INHA University
Published on 23 June 2026
▲The research team led by Professor Choi Jin-seop of the Department of Battery Convergence Engineering.
A research team led by Professor Choi Jin-seop from Inha University’s Department of Battery Convergence Engineering has recently synthesized lithium iron phosphate (LFP) cathode materials using waste stainless steel resources, presenting the possibility of utilizing them as recycled battery materials.
As the electric vehicle (EV) and energy storage system (ESS) markets grow rapidly, the importance of resource circulation and recycling technologies for battery materials is increasing. However, in actual recycling processes, various metal components are mixed together, leaving impurities such as nickel and chromium in iron-based precursors. Until now, complex high-purity refining processes have been applied to remove these impurities, but high costs and energy consumption have posed an industrial burden.
Through experimental analysis and density functional theory (DFT) calculations, the research team confirmed that nickel and chromium impurities play different roles within the lithium iron phosphate structure.
The study found that small amounts of nickel are stably incorporated into the lithium iron phosphate crystal structure, promoting charge transfer and lithium-ion movement while showing excellent high-rate performance. In contrast, chromium is unable to be stably incorporated into the structure and instead separates into an inactive oxide phase, interfering with lithium-ion movement and reducing electrochemical performance.

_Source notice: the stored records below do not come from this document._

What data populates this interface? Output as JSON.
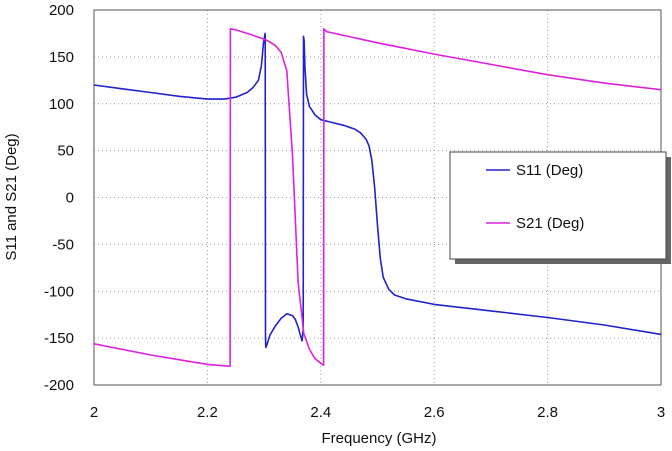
{
  "chart_data": {
    "type": "line",
    "title": "",
    "xlabel": "Frequency (GHz)",
    "ylabel": "S11 and S21 (Deg)",
    "xlim": [
      2,
      3
    ],
    "ylim": [
      -200,
      200
    ],
    "x_ticks": [
      2,
      2.2,
      2.4,
      2.6,
      2.8,
      3
    ],
    "x_tick_labels": [
      "2",
      "2.2",
      "2.4",
      "2.6",
      "2.8",
      "3"
    ],
    "y_ticks": [
      200,
      150,
      100,
      50,
      0,
      -50,
      -100,
      -150,
      -200
    ],
    "y_tick_labels": [
      "200",
      "150",
      "100",
      "50",
      "0",
      "-50",
      "-100",
      "-150",
      "-200"
    ],
    "grid": true,
    "legend_position": "center-right",
    "series": [
      {
        "name": "S11 (Deg)",
        "color": "#2222cc",
        "x": [
          2.0,
          2.05,
          2.1,
          2.15,
          2.2,
          2.23,
          2.25,
          2.27,
          2.28,
          2.29,
          2.295,
          2.299,
          2.302,
          2.3025,
          2.303,
          2.305,
          2.31,
          2.32,
          2.33,
          2.34,
          2.35,
          2.355,
          2.36,
          2.364,
          2.367,
          2.369,
          2.3695,
          2.3705,
          2.372,
          2.375,
          2.38,
          2.39,
          2.4,
          2.42,
          2.44,
          2.46,
          2.47,
          2.48,
          2.485,
          2.49,
          2.495,
          2.5,
          2.505,
          2.51,
          2.52,
          2.53,
          2.55,
          2.6,
          2.7,
          2.8,
          2.9,
          3.0
        ],
        "values": [
          120,
          116,
          112,
          108,
          105,
          105,
          107,
          112,
          117,
          125,
          140,
          165,
          175,
          -150,
          -160,
          -157,
          -147,
          -137,
          -129,
          -124,
          -126,
          -130,
          -138,
          -147,
          -153,
          -140,
          172,
          168,
          140,
          110,
          97,
          88,
          83,
          80,
          77,
          73,
          69,
          62,
          55,
          40,
          10,
          -30,
          -65,
          -85,
          -98,
          -104,
          -108,
          -114,
          -121,
          -128,
          -136,
          -146
        ]
      },
      {
        "name": "S21 (Deg)",
        "color": "#dd22dd",
        "x": [
          2.0,
          2.05,
          2.1,
          2.15,
          2.2,
          2.24,
          2.2405,
          2.25,
          2.26,
          2.27,
          2.28,
          2.29,
          2.3,
          2.31,
          2.32,
          2.33,
          2.34,
          2.35,
          2.36,
          2.37,
          2.38,
          2.39,
          2.4,
          2.405,
          2.4055,
          2.41,
          2.5,
          2.6,
          2.7,
          2.8,
          2.9,
          3.0
        ],
        "values": [
          -156,
          -162,
          -168,
          -173,
          -178,
          -180,
          180,
          179,
          177,
          175,
          173,
          171,
          169,
          166,
          162,
          155,
          135,
          45,
          -90,
          -145,
          -162,
          -172,
          -177,
          -179,
          180,
          177,
          165,
          153,
          142,
          131,
          122,
          115
        ]
      }
    ]
  }
}
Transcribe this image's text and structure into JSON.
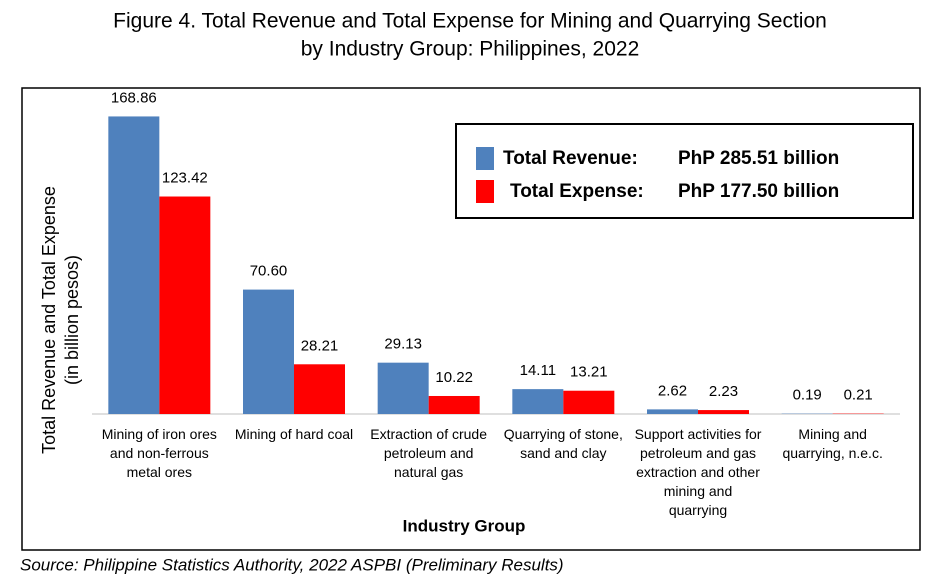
{
  "chart_data": {
    "type": "bar",
    "title": [
      "Figure 4. Total Revenue and Total Expense for Mining and Quarrying Section",
      "by Industry Group: Philippines, 2022"
    ],
    "ylabel": [
      "Total Revenue and Total Expense",
      "(in billion pesos)"
    ],
    "xlabel": "Industry Group",
    "source": "Source: Philippine Statistics Authority, 2022 ASPBI (Preliminary Results)",
    "categories": [
      "Mining of iron ores and non-ferrous metal ores",
      "Mining of hard coal",
      "Extraction of crude petroleum and natural gas",
      "Quarrying of stone, sand and clay",
      "Support activities for petroleum and gas extraction and other mining and quarrying",
      "Mining and quarrying, n.e.c."
    ],
    "series": [
      {
        "name": "Total Revenue:",
        "total": "PhP 285.51 billion",
        "color": "#4f81bd",
        "values": [
          168.86,
          70.6,
          29.13,
          14.11,
          2.62,
          0.19
        ],
        "value_labels": [
          "168.86",
          "70.60",
          "29.13",
          "14.11",
          "2.62",
          "0.19"
        ]
      },
      {
        "name": "Total Expense:",
        "total": "PhP 177.50 billion",
        "color": "#ff0000",
        "values": [
          123.42,
          28.21,
          10.22,
          13.21,
          2.23,
          0.21
        ],
        "value_labels": [
          "123.42",
          "28.21",
          "10.22",
          "13.21",
          "2.23",
          "0.21"
        ]
      }
    ],
    "ylim": [
      0,
      185
    ]
  }
}
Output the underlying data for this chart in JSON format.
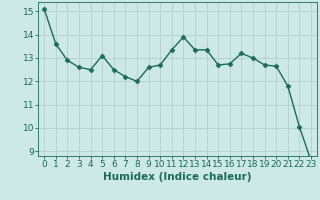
{
  "x": [
    0,
    1,
    2,
    3,
    4,
    5,
    6,
    7,
    8,
    9,
    10,
    11,
    12,
    13,
    14,
    15,
    16,
    17,
    18,
    19,
    20,
    21,
    22,
    23
  ],
  "y": [
    15.1,
    13.6,
    12.9,
    12.6,
    12.5,
    13.1,
    12.5,
    12.2,
    12.0,
    12.6,
    12.7,
    13.35,
    13.9,
    13.35,
    13.35,
    12.7,
    12.75,
    13.2,
    13.0,
    12.7,
    12.65,
    11.8,
    10.05,
    8.6
  ],
  "line_color": "#1a6b5a",
  "marker": "D",
  "marker_size": 2.5,
  "bg_color": "#cce9e7",
  "grid_color": "#b0cfcd",
  "xlabel": "Humidex (Indice chaleur)",
  "ylim": [
    8.8,
    15.4
  ],
  "xlim": [
    -0.5,
    23.5
  ],
  "yticks": [
    9,
    10,
    11,
    12,
    13,
    14,
    15
  ],
  "xticks": [
    0,
    1,
    2,
    3,
    4,
    5,
    6,
    7,
    8,
    9,
    10,
    11,
    12,
    13,
    14,
    15,
    16,
    17,
    18,
    19,
    20,
    21,
    22,
    23
  ],
  "tick_color": "#1a6b5a",
  "label_color": "#1a6b5a",
  "label_fontsize": 7.5,
  "tick_fontsize": 6.5,
  "linewidth": 1.0
}
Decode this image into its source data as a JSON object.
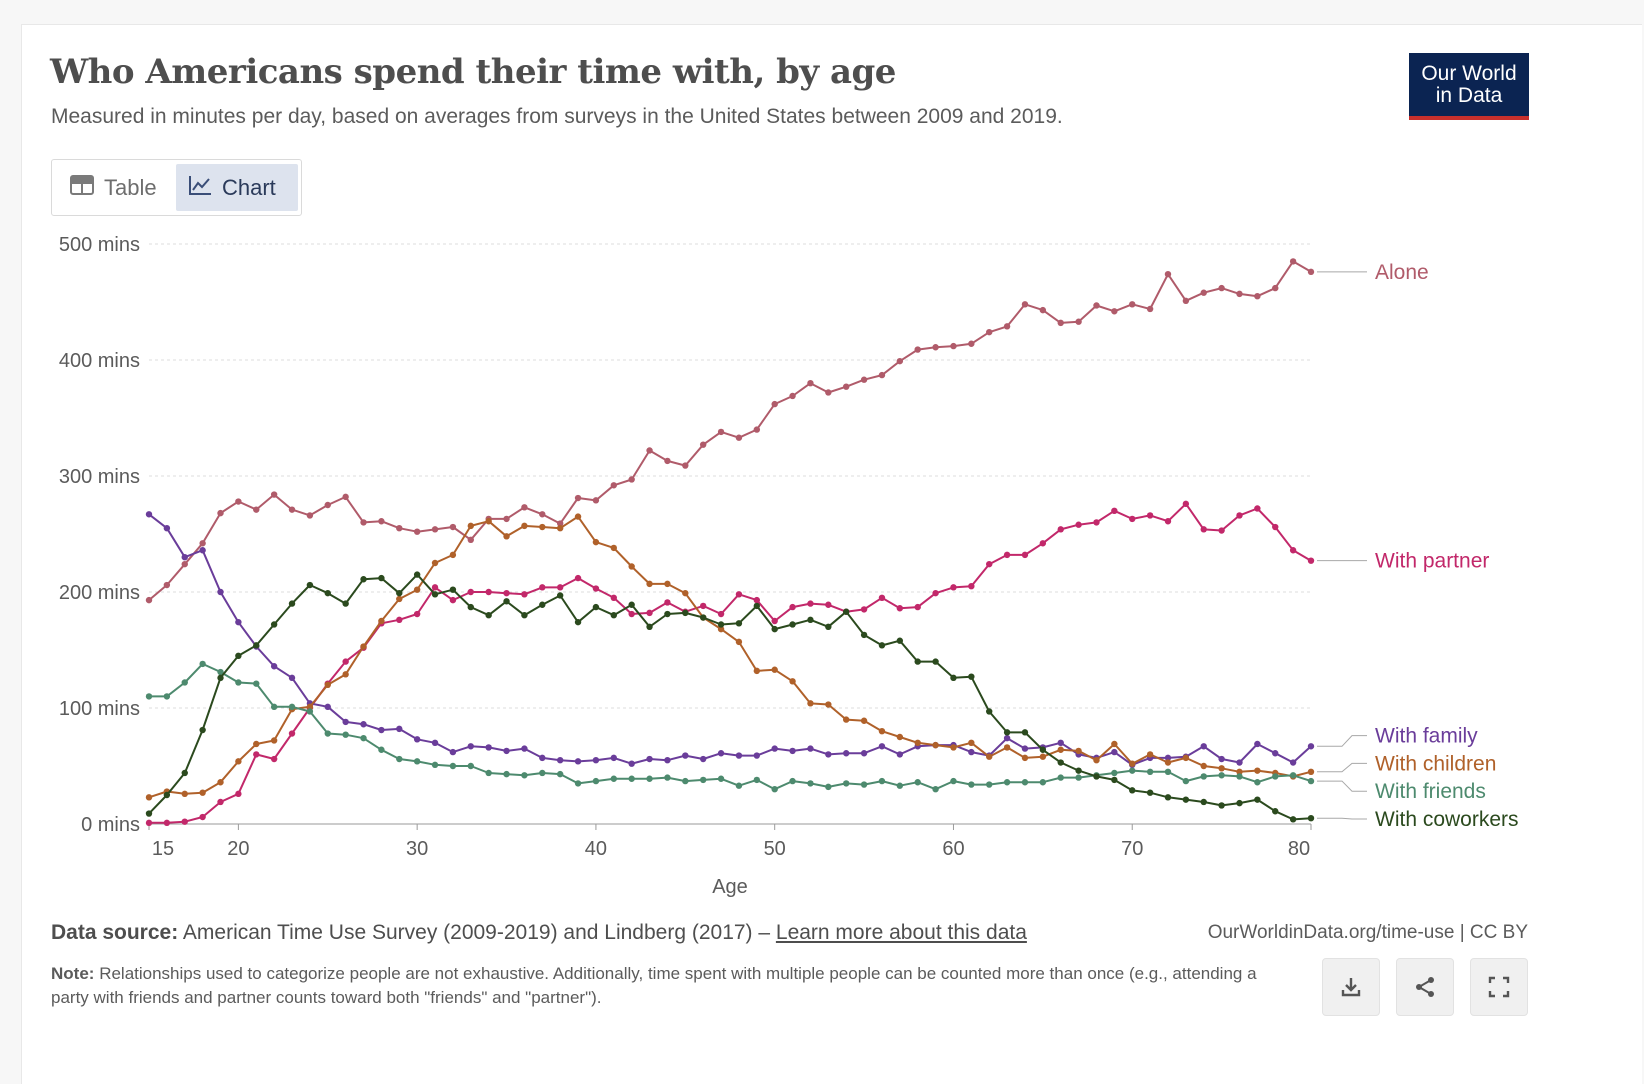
{
  "header": {
    "title": "Who Americans spend their time with, by age",
    "subtitle": "Measured in minutes per day, based on averages from surveys in the United States between 2009 and 2019.",
    "logo_line1": "Our World",
    "logo_line2": "in Data"
  },
  "tabs": [
    {
      "label": "Table",
      "icon": "table-icon",
      "active": false
    },
    {
      "label": "Chart",
      "icon": "line-chart-icon",
      "active": true
    }
  ],
  "footer": {
    "source_label": "Data source:",
    "source_text": "American Time Use Survey (2009-2019) and Lindberg (2017) – ",
    "source_link": "Learn more about this data",
    "credit": "OurWorldinData.org/time-use | CC BY",
    "note_label": "Note:",
    "note_text": "Relationships used to categorize people are not exhaustive. Additionally, time spent with multiple people can be counted more than once (e.g., attending a party with friends and partner counts toward both \"friends\" and \"partner\")."
  },
  "buttons": [
    {
      "name": "download-button",
      "icon": "download-icon"
    },
    {
      "name": "share-button",
      "icon": "share-icon"
    },
    {
      "name": "fullscreen-button",
      "icon": "fullscreen-icon"
    }
  ],
  "chart_data": {
    "type": "line",
    "xlabel": "Age",
    "xlim": [
      15,
      80
    ],
    "ylim": [
      0,
      500
    ],
    "x_ticks": [
      15,
      20,
      30,
      40,
      50,
      60,
      70,
      80
    ],
    "y_ticks": [
      {
        "value": 0,
        "label": "0 mins"
      },
      {
        "value": 100,
        "label": "100 mins"
      },
      {
        "value": 200,
        "label": "200 mins"
      },
      {
        "value": 300,
        "label": "300 mins"
      },
      {
        "value": 400,
        "label": "400 mins"
      },
      {
        "value": 500,
        "label": "500 mins"
      }
    ],
    "grid": "horizontal dashed",
    "legend": "right, labels at line ends",
    "x": [
      15,
      16,
      17,
      18,
      19,
      20,
      21,
      22,
      23,
      24,
      25,
      26,
      27,
      28,
      29,
      30,
      31,
      32,
      33,
      34,
      35,
      36,
      37,
      38,
      39,
      40,
      41,
      42,
      43,
      44,
      45,
      46,
      47,
      48,
      49,
      50,
      51,
      52,
      53,
      54,
      55,
      56,
      57,
      58,
      59,
      60,
      61,
      62,
      63,
      64,
      65,
      66,
      67,
      68,
      69,
      70,
      71,
      72,
      73,
      74,
      75,
      76,
      77,
      78,
      79,
      80
    ],
    "series": [
      {
        "name": "Alone",
        "color": "#b05b6a",
        "values": [
          193,
          206,
          224,
          242,
          268,
          278,
          271,
          284,
          271,
          266,
          275,
          282,
          260,
          261,
          255,
          252,
          254,
          256,
          245,
          263,
          263,
          273,
          267,
          259,
          281,
          279,
          292,
          297,
          322,
          313,
          309,
          327,
          338,
          333,
          340,
          362,
          369,
          380,
          372,
          377,
          383,
          387,
          399,
          409,
          411,
          412,
          414,
          424,
          429,
          448,
          443,
          432,
          433,
          447,
          442,
          448,
          444,
          474,
          451,
          458,
          462,
          457,
          455,
          462,
          485,
          476
        ]
      },
      {
        "name": "With partner",
        "color": "#c2286a",
        "values": [
          1,
          1,
          2,
          6,
          19,
          26,
          60,
          56,
          78,
          100,
          121,
          140,
          152,
          173,
          176,
          181,
          204,
          193,
          200,
          200,
          199,
          198,
          204,
          204,
          212,
          203,
          195,
          181,
          182,
          191,
          183,
          188,
          181,
          198,
          193,
          175,
          187,
          190,
          189,
          183,
          185,
          195,
          186,
          187,
          199,
          204,
          205,
          224,
          232,
          232,
          242,
          254,
          258,
          260,
          270,
          263,
          266,
          261,
          276,
          254,
          253,
          266,
          272,
          256,
          236,
          227
        ]
      },
      {
        "name": "With family",
        "color": "#6a3d9a",
        "values": [
          267,
          255,
          230,
          236,
          200,
          174,
          153,
          136,
          126,
          104,
          101,
          88,
          86,
          81,
          82,
          73,
          70,
          62,
          67,
          66,
          63,
          65,
          57,
          55,
          54,
          55,
          57,
          52,
          56,
          55,
          59,
          56,
          61,
          59,
          59,
          65,
          63,
          65,
          60,
          61,
          61,
          67,
          60,
          67,
          68,
          68,
          62,
          59,
          74,
          65,
          66,
          70,
          60,
          57,
          62,
          51,
          57,
          57,
          58,
          67,
          56,
          53,
          69,
          61,
          53,
          67
        ]
      },
      {
        "name": "With children",
        "color": "#b0612a",
        "values": [
          23,
          28,
          26,
          27,
          36,
          54,
          69,
          72,
          99,
          101,
          120,
          129,
          153,
          175,
          194,
          202,
          225,
          232,
          257,
          261,
          248,
          257,
          256,
          255,
          265,
          243,
          238,
          222,
          207,
          207,
          199,
          178,
          168,
          157,
          132,
          133,
          123,
          104,
          103,
          90,
          89,
          80,
          75,
          70,
          68,
          66,
          70,
          58,
          66,
          57,
          58,
          64,
          63,
          55,
          69,
          52,
          60,
          53,
          57,
          50,
          48,
          45,
          46,
          44,
          41,
          45
        ]
      },
      {
        "name": "With friends",
        "color": "#4d8a6e",
        "values": [
          110,
          110,
          122,
          138,
          131,
          122,
          121,
          101,
          101,
          97,
          78,
          77,
          74,
          64,
          56,
          54,
          51,
          50,
          50,
          44,
          43,
          42,
          44,
          43,
          35,
          37,
          39,
          39,
          39,
          40,
          37,
          38,
          39,
          33,
          38,
          30,
          37,
          35,
          32,
          35,
          34,
          37,
          33,
          36,
          30,
          37,
          34,
          34,
          36,
          36,
          36,
          40,
          40,
          42,
          44,
          46,
          45,
          45,
          37,
          41,
          42,
          41,
          36,
          41,
          42,
          37
        ]
      },
      {
        "name": "With coworkers",
        "color": "#2b4a1e",
        "values": [
          9,
          25,
          44,
          81,
          126,
          145,
          154,
          172,
          190,
          206,
          199,
          190,
          211,
          212,
          199,
          215,
          198,
          202,
          187,
          180,
          192,
          180,
          189,
          197,
          174,
          187,
          180,
          189,
          170,
          181,
          182,
          178,
          172,
          173,
          188,
          168,
          172,
          176,
          170,
          183,
          163,
          154,
          158,
          140,
          140,
          126,
          127,
          97,
          79,
          79,
          64,
          53,
          46,
          41,
          38,
          29,
          27,
          23,
          21,
          19,
          16,
          18,
          21,
          11,
          4,
          5
        ]
      }
    ]
  }
}
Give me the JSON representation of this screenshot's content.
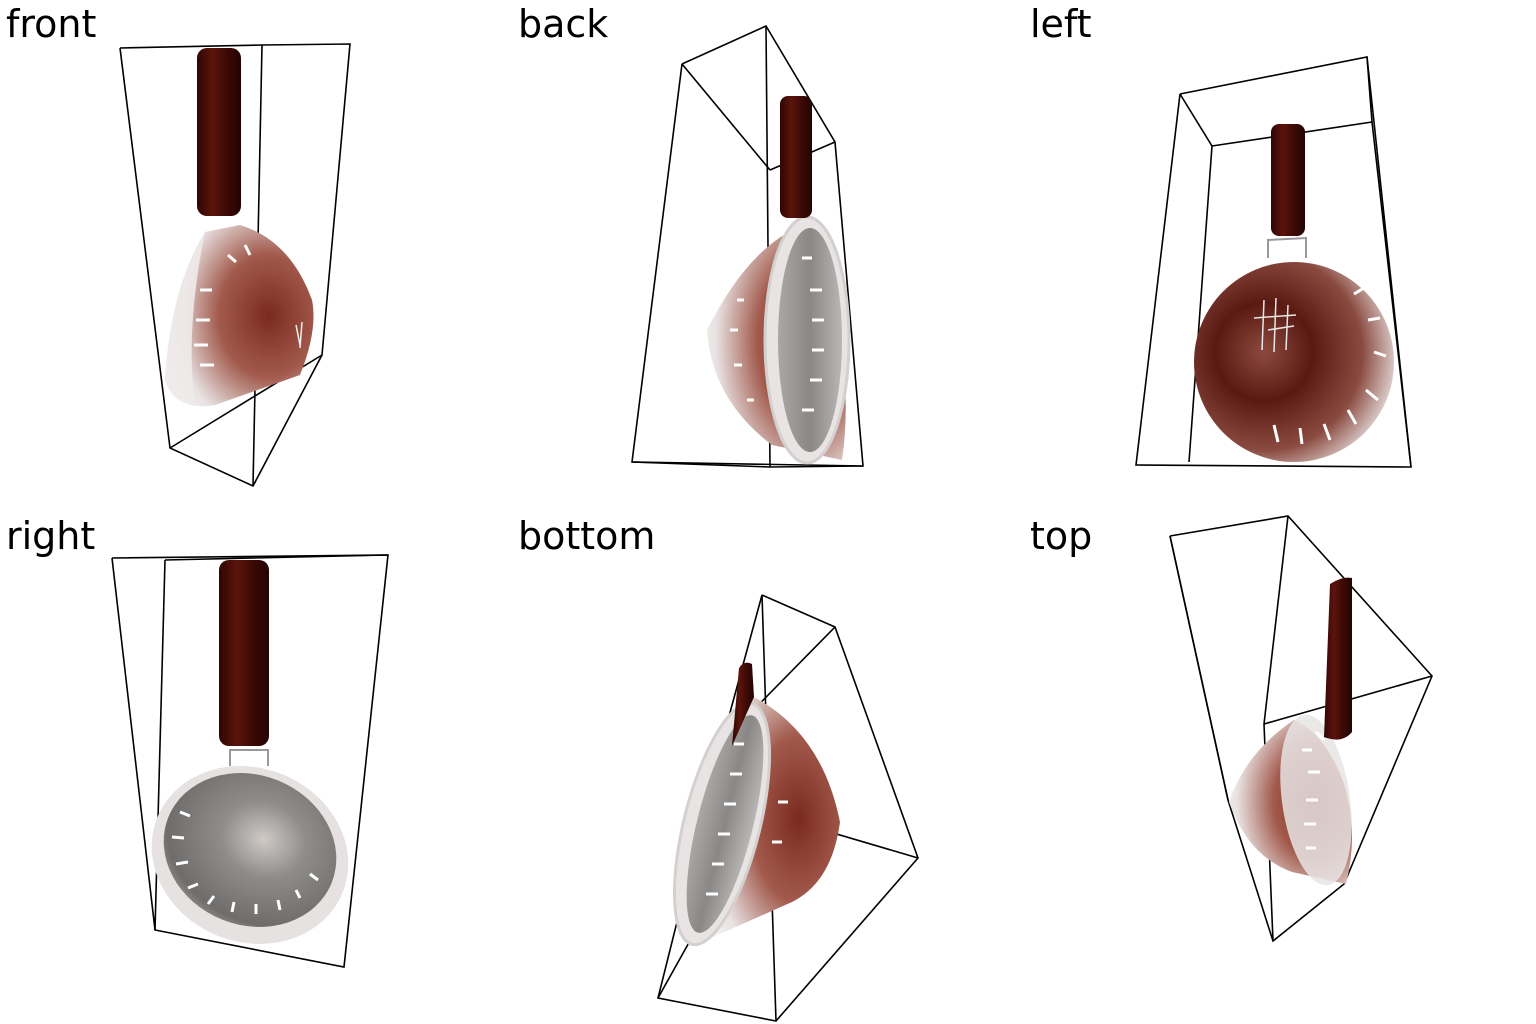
{
  "views": [
    {
      "label": "front"
    },
    {
      "label": "back"
    },
    {
      "label": "left"
    },
    {
      "label": "right"
    },
    {
      "label": "bottom"
    },
    {
      "label": "top"
    }
  ],
  "colors": {
    "handle": "#4a0d06",
    "bowl_outer": "#8c3f33",
    "bowl_rim": "#e6e2e2",
    "bowl_inner": "#8d8c8a",
    "frame": "#000000",
    "background": "#ffffff"
  },
  "object": "colander-with-handle"
}
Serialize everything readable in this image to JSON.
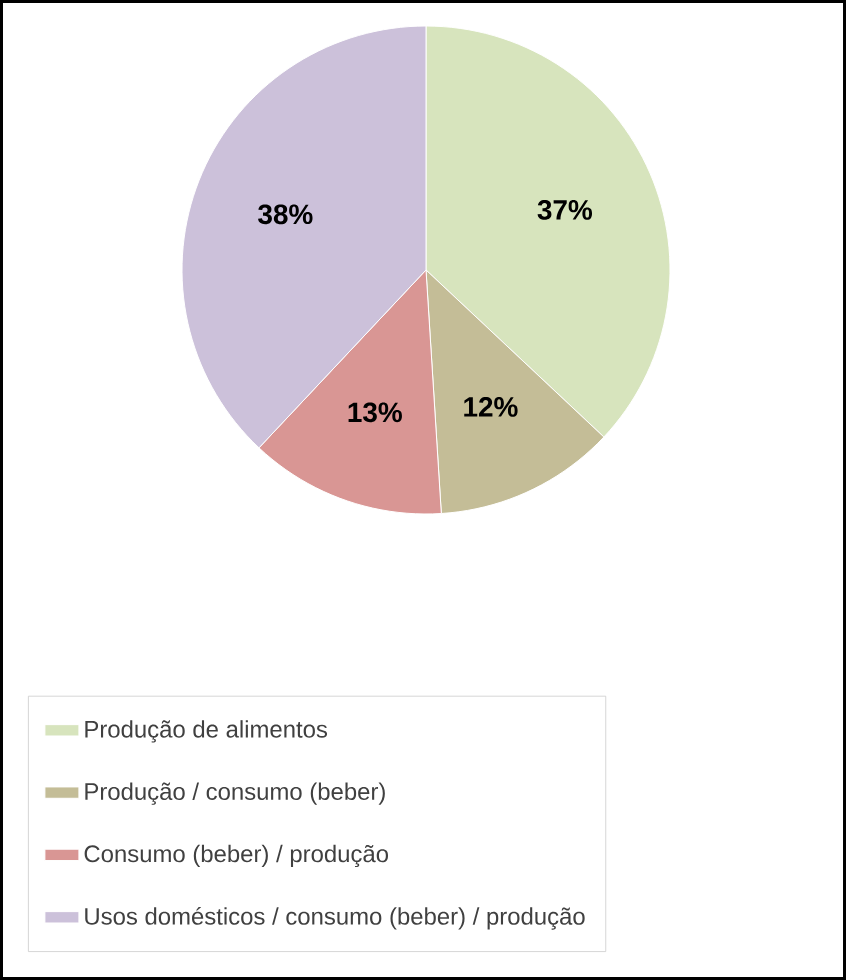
{
  "chart_data": {
    "type": "pie",
    "categories": [
      "Produção de alimentos",
      "Produção / consumo (beber)",
      "Consumo (beber) / produção",
      "Usos domésticos / consumo (beber) / produção"
    ],
    "values": [
      37,
      12,
      13,
      38
    ],
    "colors": [
      "#d7e4bd",
      "#c4bd97",
      "#d99694",
      "#ccc1da"
    ],
    "value_labels": [
      "37%",
      "12%",
      "13%",
      "38%"
    ],
    "legend": "bottom"
  }
}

In particular, the research team confirmed that the best performance balance appears at a nickel content of approximately 1 mol%. They also identified that performance decreases beyond a certain level due to increased structural distortion and defects.
This study is meaningful because it moves beyond the conventional view that impurities must always be removed, presenting a new direction in which impurities can be managed and utilized depending on their type and concentration.
In addition, the study was conducted based on impurity conditions that may occur in actual recycling environments, comprehensively analyzing the structural, electronic, and electrochemical effects of impurities in recycled iron precursors. It also proposed realistic design directions and impurity tolerance standards for recycled lithium iron phosphate cathode materials.
The research results were published in the international academic journal Advanced Science (Impact Factor 14.1 based on 2024 JCR). The study was carried out as part of the Ministry of Trade, Industry and Energy’s project, “Development of New Smelting and Extraction Process Technologies for Extracting and Materializing Nickel and Chromium from Waste Scraps Containing Nickel and Chromium.”
Professor Choi Jin-seop, the corresponding author, said, “This study is meaningful in that it systematically presents which impurities can be tolerated and up to what level.” He added, "In the future, material design strategies that focus on understanding and managing impurity behavior, rather than completely removing impurities, are expected to become increasingly important.”